Vous voyez que mon histoire n’a rien de neuf ; elle est bien commune au contraire. J’étais un sot.

Ce soir-là, mon directeur me suivit dans la mansarde où je couchais, et me dit qu’il augmenterait mes appointemens si je voulais rester un mois entier avec lui dans cette petite ville où nous étions populaires, et dont les habitans, tanneurs ou vignerons, étaient gens fort à leur aise qui n’auraient garde de manquer le spectacle de toute la saison d’été.

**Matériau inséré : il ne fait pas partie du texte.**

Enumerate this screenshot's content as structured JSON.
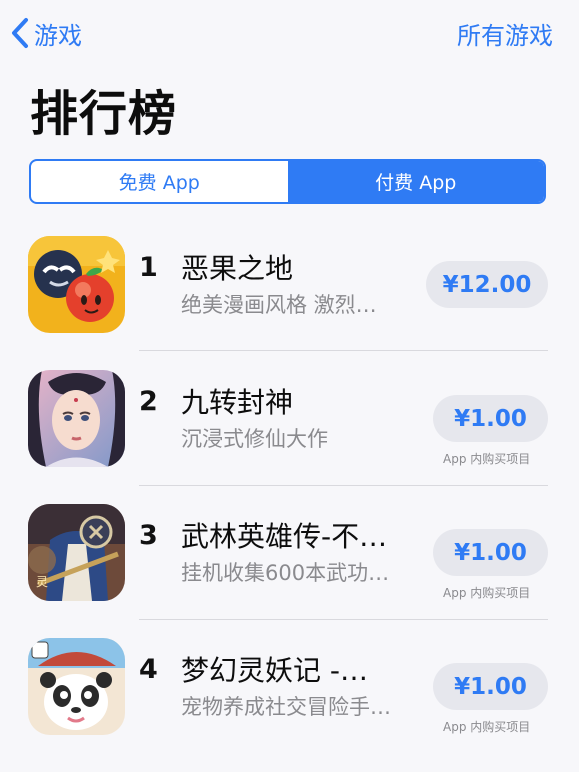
{
  "nav": {
    "back_label": "游戏",
    "right_label": "所有游戏"
  },
  "page": {
    "title": "排行榜"
  },
  "segments": [
    {
      "label": "免费 App",
      "active": false
    },
    {
      "label": "付费 App",
      "active": true
    }
  ],
  "apps": [
    {
      "rank": "1",
      "name": "恶果之地",
      "subtitle": "绝美漫画风格 激烈…",
      "price": "¥12.00",
      "iap": ""
    },
    {
      "rank": "2",
      "name": "九转封神",
      "subtitle": "沉浸式修仙大作",
      "price": "¥1.00",
      "iap": "App 内购买项目"
    },
    {
      "rank": "3",
      "name": "武林英雄传-不…",
      "subtitle": "挂机收集600本武功…",
      "price": "¥1.00",
      "iap": "App 内购买项目"
    },
    {
      "rank": "4",
      "name": "梦幻灵妖记 -…",
      "subtitle": "宠物养成社交冒险手…",
      "price": "¥1.00",
      "iap": "App 内购买项目"
    }
  ],
  "colors": {
    "accent": "#2f7bf4",
    "background": "#f7f7fa",
    "price_button_bg": "#e6e7ed",
    "secondary_text": "#8a8a8e"
  },
  "icons": [
    "chevron-left-icon",
    "app-icon-eguozhidi",
    "app-icon-jiuzhuanfengshen",
    "app-icon-wulinyingxiongzhuan",
    "app-icon-menghuanlingyaoji"
  ]
}
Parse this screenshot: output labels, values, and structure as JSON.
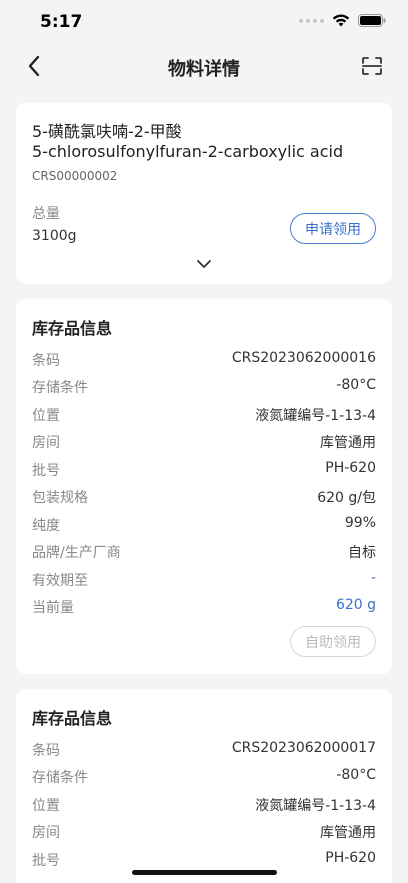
{
  "status_bar": {
    "time": "5:17"
  },
  "nav": {
    "title": "物料详情",
    "back_icon": "chevron-left-icon",
    "scan_icon": "scan-icon"
  },
  "material": {
    "name_cn": "5-磺酰氯呋喃-2-甲酸",
    "name_en": "5-chlorosulfonylfuran-2-carboxylic acid",
    "code": "CRS00000002",
    "total_label": "总量",
    "total_value": "3100g",
    "apply_label": "申请领用"
  },
  "inventory": [
    {
      "title": "库存品信息",
      "rows": [
        {
          "label": "条码",
          "value": "CRS2023062000016"
        },
        {
          "label": "存储条件",
          "value": "-80°C"
        },
        {
          "label": "位置",
          "value": "液氮罐编号-1-13-4"
        },
        {
          "label": "房间",
          "value": "库管通用"
        },
        {
          "label": "批号",
          "value": "PH-620"
        },
        {
          "label": "包装规格",
          "value": "620 g/包"
        },
        {
          "label": "纯度",
          "value": "99%"
        },
        {
          "label": "品牌/生产厂商",
          "value": "自标"
        },
        {
          "label": "有效期至",
          "value": "-"
        },
        {
          "label": "当前量",
          "value": "620 g"
        }
      ],
      "self_apply_label": "自助领用"
    },
    {
      "title": "库存品信息",
      "rows": [
        {
          "label": "条码",
          "value": "CRS2023062000017"
        },
        {
          "label": "存储条件",
          "value": "-80°C"
        },
        {
          "label": "位置",
          "value": "液氮罐编号-1-13-4"
        },
        {
          "label": "房间",
          "value": "库管通用"
        },
        {
          "label": "批号",
          "value": "PH-620"
        }
      ]
    }
  ],
  "colors": {
    "accent": "#3a70cc",
    "background": "#f3f4f6",
    "card": "#ffffff"
  }
}
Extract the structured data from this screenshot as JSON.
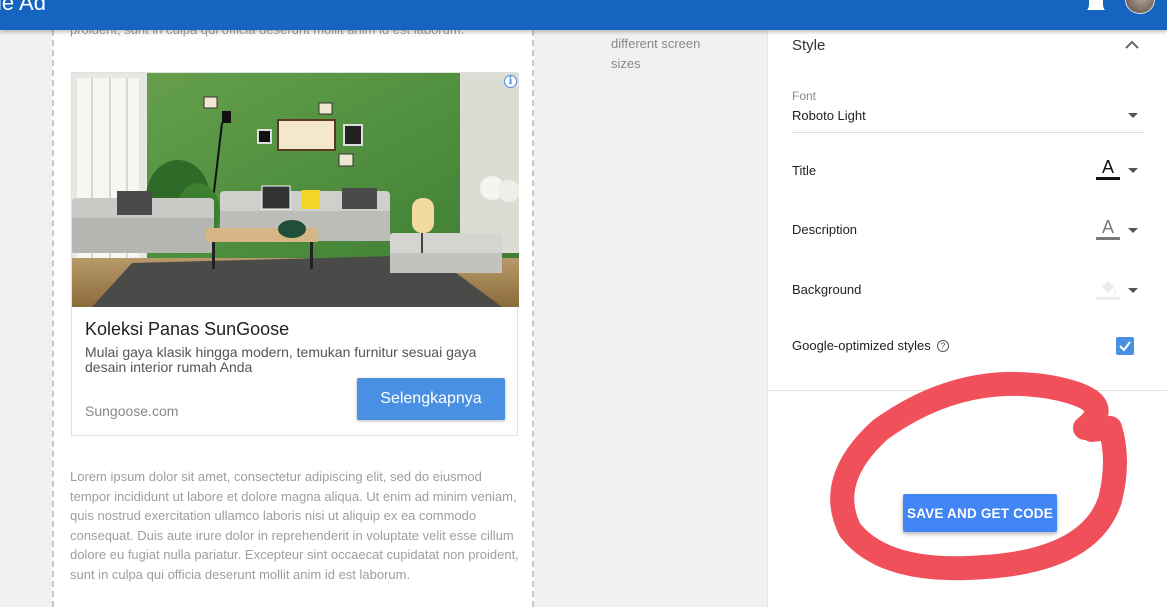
{
  "header": {
    "title": "cle Ad"
  },
  "preview": {
    "top_text": "proident, sunt in culpa qui officia deserunt mollit anim id est laborum.",
    "ad": {
      "headline": "Koleksi Panas SunGoose",
      "description": "Mulai gaya klasik hingga modern, temukan furnitur sesuai gaya desain interior rumah Anda",
      "domain": "Sungoose.com",
      "cta_label": "Selengkapnya",
      "info_icon": "i"
    },
    "lorem": "Lorem ipsum dolor sit amet, consectetur adipiscing elit, sed do eiusmod tempor incididunt ut labore et dolore magna aliqua. Ut enim ad minim veniam, quis nostrud exercitation ullamco laboris nisi ut aliquip ex ea commodo consequat. Duis aute irure dolor in reprehenderit in voluptate velit esse cillum dolore eu fugiat nulla pariatur. Excepteur sint occaecat cupidatat non proident, sunt in culpa qui officia deserunt mollit anim id est laborum."
  },
  "middle": {
    "text": "different screen sizes"
  },
  "panel": {
    "section_title": "Style",
    "font_label": "Font",
    "font_value": "Roboto Light",
    "title_label": "Title",
    "description_label": "Description",
    "background_label": "Background",
    "google_styles_label": "Google-optimized styles",
    "help_glyph": "?",
    "letter_glyph": "A",
    "google_styles_checked": true,
    "title_color": "#111111",
    "description_color": "#7a7a7a",
    "background_color": "#eeeeee"
  },
  "actions": {
    "save_label": "SAVE AND GET CODE"
  },
  "colors": {
    "header_bg": "#1565c0",
    "accent": "#4a90e2",
    "save_button": "#4285f4",
    "annotation": "#f0505a"
  }
}
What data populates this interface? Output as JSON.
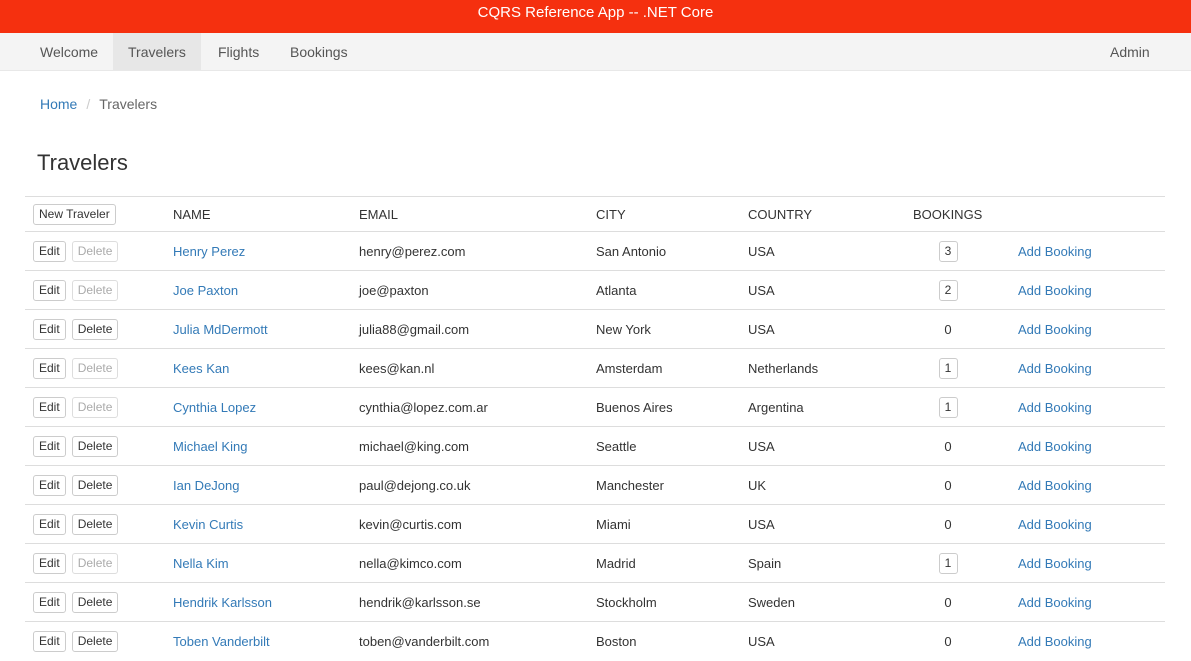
{
  "app_title": "CQRS Reference App -- .NET Core",
  "nav": {
    "items": [
      "Welcome",
      "Travelers",
      "Flights",
      "Bookings"
    ],
    "active": "Travelers",
    "user": "Admin"
  },
  "breadcrumb": {
    "home": "Home",
    "current": "Travelers"
  },
  "page_title": "Travelers",
  "table": {
    "new_button": "New Traveler",
    "headers": {
      "name": "NAME",
      "email": "EMAIL",
      "city": "CITY",
      "country": "COUNTRY",
      "bookings": "BOOKINGS"
    },
    "edit_label": "Edit",
    "delete_label": "Delete",
    "add_booking_label": "Add Booking",
    "rows": [
      {
        "name": "Henry Perez",
        "email": "henry@perez.com",
        "city": "San Antonio",
        "country": "USA",
        "bookings": "3",
        "delete_enabled": false
      },
      {
        "name": "Joe Paxton",
        "email": "joe@paxton",
        "city": "Atlanta",
        "country": "USA",
        "bookings": "2",
        "delete_enabled": false
      },
      {
        "name": "Julia MdDermott",
        "email": "julia88@gmail.com",
        "city": "New York",
        "country": "USA",
        "bookings": "0",
        "delete_enabled": true
      },
      {
        "name": "Kees Kan",
        "email": "kees@kan.nl",
        "city": "Amsterdam",
        "country": "Netherlands",
        "bookings": "1",
        "delete_enabled": false
      },
      {
        "name": "Cynthia Lopez",
        "email": "cynthia@lopez.com.ar",
        "city": "Buenos Aires",
        "country": "Argentina",
        "bookings": "1",
        "delete_enabled": false
      },
      {
        "name": "Michael King",
        "email": "michael@king.com",
        "city": "Seattle",
        "country": "USA",
        "bookings": "0",
        "delete_enabled": true
      },
      {
        "name": "Ian DeJong",
        "email": "paul@dejong.co.uk",
        "city": "Manchester",
        "country": "UK",
        "bookings": "0",
        "delete_enabled": true
      },
      {
        "name": "Kevin Curtis",
        "email": "kevin@curtis.com",
        "city": "Miami",
        "country": "USA",
        "bookings": "0",
        "delete_enabled": true
      },
      {
        "name": "Nella Kim",
        "email": "nella@kimco.com",
        "city": "Madrid",
        "country": "Spain",
        "bookings": "1",
        "delete_enabled": false
      },
      {
        "name": "Hendrik Karlsson",
        "email": "hendrik@karlsson.se",
        "city": "Stockholm",
        "country": "Sweden",
        "bookings": "0",
        "delete_enabled": true
      },
      {
        "name": "Toben Vanderbilt",
        "email": "toben@vanderbilt.com",
        "city": "Boston",
        "country": "USA",
        "bookings": "0",
        "delete_enabled": true
      }
    ]
  }
}
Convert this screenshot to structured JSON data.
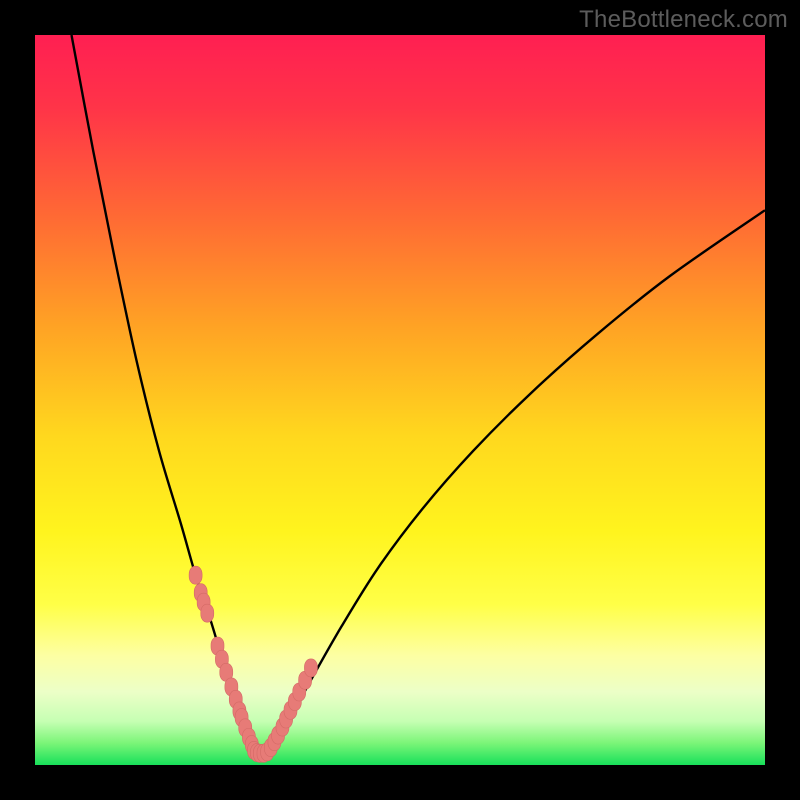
{
  "watermark_text": "TheBottleneck.com",
  "colors": {
    "frame": "#000000",
    "watermark": "#5c5c5c",
    "curve": "#000000",
    "dot_fill": "#e77b77",
    "dot_stroke": "#d46a66"
  },
  "gradient_stops": [
    {
      "offset": 0.0,
      "color": "#ff1f52"
    },
    {
      "offset": 0.1,
      "color": "#ff3448"
    },
    {
      "offset": 0.25,
      "color": "#ff6a34"
    },
    {
      "offset": 0.4,
      "color": "#ffa324"
    },
    {
      "offset": 0.55,
      "color": "#ffd81e"
    },
    {
      "offset": 0.68,
      "color": "#fff41e"
    },
    {
      "offset": 0.78,
      "color": "#ffff47"
    },
    {
      "offset": 0.85,
      "color": "#fdffa3"
    },
    {
      "offset": 0.9,
      "color": "#ecffc7"
    },
    {
      "offset": 0.94,
      "color": "#c6ffb3"
    },
    {
      "offset": 0.97,
      "color": "#7bf578"
    },
    {
      "offset": 1.0,
      "color": "#18e05a"
    }
  ],
  "chart_data": {
    "type": "line",
    "title": "",
    "xlabel": "",
    "ylabel": "",
    "xlim": [
      0,
      100
    ],
    "ylim": [
      0,
      100
    ],
    "grid": false,
    "series": [
      {
        "name": "bottleneck-curve",
        "x": [
          5,
          8,
          11,
          14,
          17,
          20,
          22,
          24,
          25.5,
          27,
          28,
          29,
          30,
          31.5,
          33,
          35,
          38,
          42,
          47,
          53,
          60,
          68,
          77,
          87,
          100
        ],
        "values": [
          100,
          84,
          69,
          55,
          43,
          33,
          26,
          20,
          15,
          10,
          6,
          3,
          1.5,
          1.5,
          3,
          6.5,
          12,
          19,
          27,
          35,
          43,
          51,
          59,
          67,
          76
        ]
      },
      {
        "name": "highlight-dots",
        "x": [
          22.0,
          22.7,
          23.1,
          23.6,
          25.0,
          25.6,
          26.2,
          26.9,
          27.5,
          28.0,
          28.3,
          28.8,
          29.3,
          29.7,
          30.0,
          30.4,
          30.8,
          31.3,
          31.8,
          32.3,
          32.8,
          33.3,
          33.9,
          34.4,
          35.0,
          35.6,
          36.2,
          37.0,
          37.8
        ],
        "values": [
          26.0,
          23.6,
          22.3,
          20.8,
          16.3,
          14.5,
          12.7,
          10.7,
          9.0,
          7.4,
          6.5,
          5.1,
          3.8,
          2.8,
          2.0,
          1.7,
          1.6,
          1.6,
          1.8,
          2.4,
          3.2,
          4.1,
          5.2,
          6.3,
          7.5,
          8.7,
          10.0,
          11.6,
          13.3
        ]
      }
    ]
  }
}
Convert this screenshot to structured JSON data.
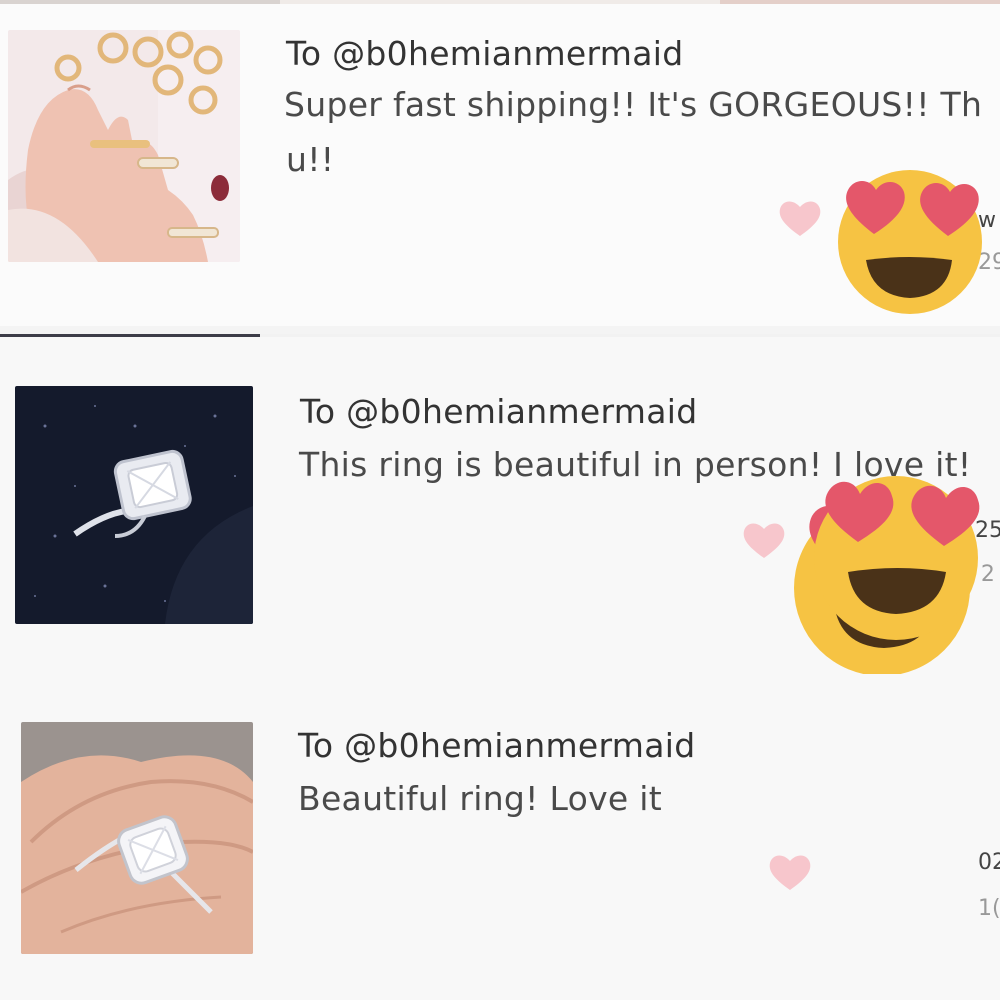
{
  "reviews": [
    {
      "to": "To @b0hemianmermaid",
      "text_line1": "Super fast shipping!! It's GORGEOUS!! Th",
      "text_line2": "u!!",
      "thumb_icon": "rose-gold-rings-photo",
      "meta_top": "w",
      "meta_bottom": "29",
      "emoji": "heart-eyes-face"
    },
    {
      "to": "To @b0hemianmermaid",
      "text_line1": "This ring is beautiful in person! I love it!",
      "text_line2": "",
      "thumb_icon": "cushion-cut-diamond-ring-photo",
      "meta_top": "25",
      "meta_bottom": "h 2",
      "emoji": "heart-eyes-face"
    },
    {
      "to": "To @b0hemianmermaid",
      "text_line1": "Beautiful ring! Love it",
      "text_line2": "",
      "thumb_icon": "diamond-ring-on-hand-photo",
      "meta_top": "02",
      "meta_bottom": "1(",
      "emoji": "heart-eyes-face"
    }
  ],
  "colors": {
    "like_heart": "#f7c6cc",
    "emoji_face": "#f6c343",
    "emoji_hearts": "#e4576a",
    "emoji_mouth": "#4a3218"
  }
}
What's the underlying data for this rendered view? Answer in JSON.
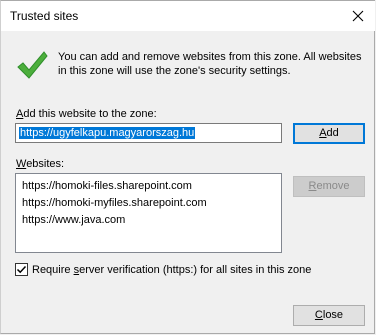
{
  "window": {
    "title": "Trusted sites",
    "close_icon": "close-icon"
  },
  "info": {
    "icon": "checkmark-icon",
    "text": "You can add and remove websites from this zone. All websites in this zone will use the zone's security settings."
  },
  "add_section": {
    "label_mnemonic": "A",
    "label_rest": "dd this website to the zone:",
    "input_value": "https://ugyfelkapu.magyarorszag.hu",
    "add_button_mnemonic": "A",
    "add_button_rest": "dd"
  },
  "websites_section": {
    "label_mnemonic": "W",
    "label_rest": "ebsites:",
    "items": [
      "https://homoki-files.sharepoint.com",
      "https://homoki-myfiles.sharepoint.com",
      "https://www.java.com"
    ],
    "remove_button_mnemonic": "R",
    "remove_button_rest": "emove"
  },
  "require_verification": {
    "checked": true,
    "label_before": "Require ",
    "label_mnemonic": "s",
    "label_after": "erver verification (https:) for all sites in this zone"
  },
  "footer": {
    "close_button_mnemonic": "C",
    "close_button_rest": "lose"
  },
  "colors": {
    "accent": "#0078d7",
    "check_green": "#3aa639"
  }
}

Je profitai avidement de son offre, ne connaissant désormais sur la terre qu’une seule route qui valût la peine qu’on y marchât, la route où fleurissaient les lilas.

Nous restâmes jusqu’à ce qu’ils fussent fanés, et longtemps auparavant je connaissais son nom et sa demeure. Son nom, je ne le prononcerai pas ; qu’il meure avec moi ! Du premier jour où je la vis, elle fut toujours Elle dans ma pensée.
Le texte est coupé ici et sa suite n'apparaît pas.